MENTERI Koperasi Ferry Juliantono mengajukan tambahan anggaran Kementerian Koperasi pada 2027 senilai Rp 1,3 triliun. “Dengan demikian, total pagu anggaran setelah usulan tambahan akan menjadi Rp 1.888.714.561.000 (Rp 1,8 triliun),” kata Ferry dalam rapat kerja bersama Komisi IX DPR, Kamis, 11 Juni 2026.
Ferry menjelaskan, berdasarkan Surat Keputusan Bersama Menteri Keuangan dan Kepala Badan Perencanaan Pembangunan Nasional, Kementerian Koperasi mendapat jatah pagu indikatif periode 2027 senilai Rp 542 miliar.
Scroll ke bawah untuk melanjutkan membaca
Dari pagu tersebut, Ferry mengatakan Kementerian Koperasi mengalokasikannya untuk program dukungan manajemen senilai Rp 158 miliar dan perkoperasian Rp 384 miliar.
Namun, Ferry menilai Kementerian Koperasi memerlukan anggaran lebih besar untuk menjalankan program kerja pada tahun depan. Sehingga ia mengajukan kenaikan pagu sebesar Rp 1,3 triliun. Ferry mengatakan, usulan tambahan tersebut terdiri dari biaya program koperasi Rp 1,117 triliun dan dukungan manajemen senilai Rp 228 miliar.
Politikus Gerindra itu menjelaskan, kebutuhan tambahan anggaran diarahkan untuk dua kelompok besar.
Pertama adalah operasionalisasi organisasi, yaitu penguatan fungsi perencanaan, regulasi perkoperasian, hingga pengawasan internal. Anggaran itu juga mencakup usulan kegiatan sosialisasi khusus Koperasi Desa Merah Putih.
Kedua adalah penguatan dan pengembangan koperasi yang mencakup dukungan program prioritas nasional, peningkatan kapasitas usaha koperasi, hingga peningkatan fungsi pengawasan koperasi.

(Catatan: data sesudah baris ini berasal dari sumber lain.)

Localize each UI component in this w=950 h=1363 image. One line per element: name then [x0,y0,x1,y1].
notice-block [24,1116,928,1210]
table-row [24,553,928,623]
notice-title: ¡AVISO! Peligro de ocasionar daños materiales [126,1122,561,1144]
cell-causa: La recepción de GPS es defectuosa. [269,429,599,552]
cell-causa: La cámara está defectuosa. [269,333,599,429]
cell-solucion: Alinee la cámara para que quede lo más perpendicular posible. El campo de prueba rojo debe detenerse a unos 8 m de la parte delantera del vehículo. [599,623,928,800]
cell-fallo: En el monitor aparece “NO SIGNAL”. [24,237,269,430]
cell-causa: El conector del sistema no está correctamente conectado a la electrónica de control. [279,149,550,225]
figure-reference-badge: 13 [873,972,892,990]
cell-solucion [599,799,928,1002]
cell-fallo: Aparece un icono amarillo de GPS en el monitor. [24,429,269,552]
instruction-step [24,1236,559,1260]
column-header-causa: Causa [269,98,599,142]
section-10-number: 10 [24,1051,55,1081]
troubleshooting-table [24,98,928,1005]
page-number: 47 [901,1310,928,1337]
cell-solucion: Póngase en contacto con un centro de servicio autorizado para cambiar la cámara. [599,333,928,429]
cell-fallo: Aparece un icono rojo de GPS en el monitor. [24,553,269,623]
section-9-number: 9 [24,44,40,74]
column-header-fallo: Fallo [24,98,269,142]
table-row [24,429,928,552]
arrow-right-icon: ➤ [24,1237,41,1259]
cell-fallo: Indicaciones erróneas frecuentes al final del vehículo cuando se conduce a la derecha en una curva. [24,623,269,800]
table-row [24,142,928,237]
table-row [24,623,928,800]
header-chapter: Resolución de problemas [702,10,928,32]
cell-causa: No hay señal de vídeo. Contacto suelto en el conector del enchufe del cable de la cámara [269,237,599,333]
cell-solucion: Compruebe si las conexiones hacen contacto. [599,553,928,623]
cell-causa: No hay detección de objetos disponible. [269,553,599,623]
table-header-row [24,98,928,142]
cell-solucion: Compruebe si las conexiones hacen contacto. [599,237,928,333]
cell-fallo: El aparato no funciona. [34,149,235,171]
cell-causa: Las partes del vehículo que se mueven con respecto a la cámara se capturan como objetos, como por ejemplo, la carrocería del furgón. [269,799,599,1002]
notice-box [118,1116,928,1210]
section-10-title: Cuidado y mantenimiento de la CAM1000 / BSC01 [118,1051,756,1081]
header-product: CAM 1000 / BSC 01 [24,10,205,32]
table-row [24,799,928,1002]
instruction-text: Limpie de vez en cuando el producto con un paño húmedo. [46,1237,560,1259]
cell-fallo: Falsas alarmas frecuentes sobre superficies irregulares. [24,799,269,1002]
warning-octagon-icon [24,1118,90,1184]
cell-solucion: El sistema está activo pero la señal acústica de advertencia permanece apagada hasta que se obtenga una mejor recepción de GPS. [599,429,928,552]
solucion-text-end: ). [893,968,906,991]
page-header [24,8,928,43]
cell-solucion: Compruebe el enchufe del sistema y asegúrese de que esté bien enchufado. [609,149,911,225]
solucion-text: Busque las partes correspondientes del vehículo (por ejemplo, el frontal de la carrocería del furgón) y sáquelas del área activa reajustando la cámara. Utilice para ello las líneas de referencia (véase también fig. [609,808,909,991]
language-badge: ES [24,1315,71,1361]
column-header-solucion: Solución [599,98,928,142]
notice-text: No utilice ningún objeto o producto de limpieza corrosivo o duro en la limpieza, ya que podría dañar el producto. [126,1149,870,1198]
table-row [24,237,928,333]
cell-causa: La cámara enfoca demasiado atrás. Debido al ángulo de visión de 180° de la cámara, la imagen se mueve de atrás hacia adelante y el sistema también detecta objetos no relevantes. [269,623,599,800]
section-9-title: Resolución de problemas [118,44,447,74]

Ia merincikan, dari tambahan anggaran tersebut, Kementerian Koperasi akan mengalokasikan sebesar Rp 234 miliar kepada Deputi Bidang Kelembagaan dan Digitalisasi. Anggaran ini akan digunakan untuk layanan badan hukum koperasi, restrukturisasi koperasi, penerapan manajemen risiko, hingga fasilitasi digitalisasi Koperasi Desa Merah Putih.
Kemudian, Kementerian Koperasi berencana mengalokasikan anggaran Rp 277 miliar kepada Deputi Bidang Pengembangan Usaha Koperasi. Usulan dari deputi itu mencakup fasilitasi potensi usaha di berbagai sektor, pendampingan produksi, hingga fasilitasi ekosistem dan jaringan usaha koperasi berbasis klaster.
Selain itu, Kementerian Koperasi akan mengalokasikan anggaran tambahan kepada Deputi Bidang Pengembangan Talenta dan Daya Saing sebesar Rp 267 miliar. Anggaran itu mencakup fasilitasi pengembangan kewirausahaan koperasi, peningkatan kompetensi pejabat fungsional pengawas koperasi, hingga penguatan permodalan dan pembiayaan koperasi.
Sementara itu, Deputi Bidang Pengawasan mengusulkan tambahan sebesar Rp 183 miliar untuk kegiatan pembinaan perizinan, pemeriksaan, penanganan koperasi bermasalah, advokasi dan mediasi, serta penanganan pengaduan Koperasi Desa Merah Putih.
Ferry mengatakan, anggaran tambahan itu juga akan dikucurkan kepada Dewan Koperasi Indonesia senilai Rp 22 miliar. Kemudian, Ferry mengatakan, Kementerian Koperasi akan mengalokasikan anggaran senilai Rp 191 miliar untuk pemberdayaan koperasi di daerah.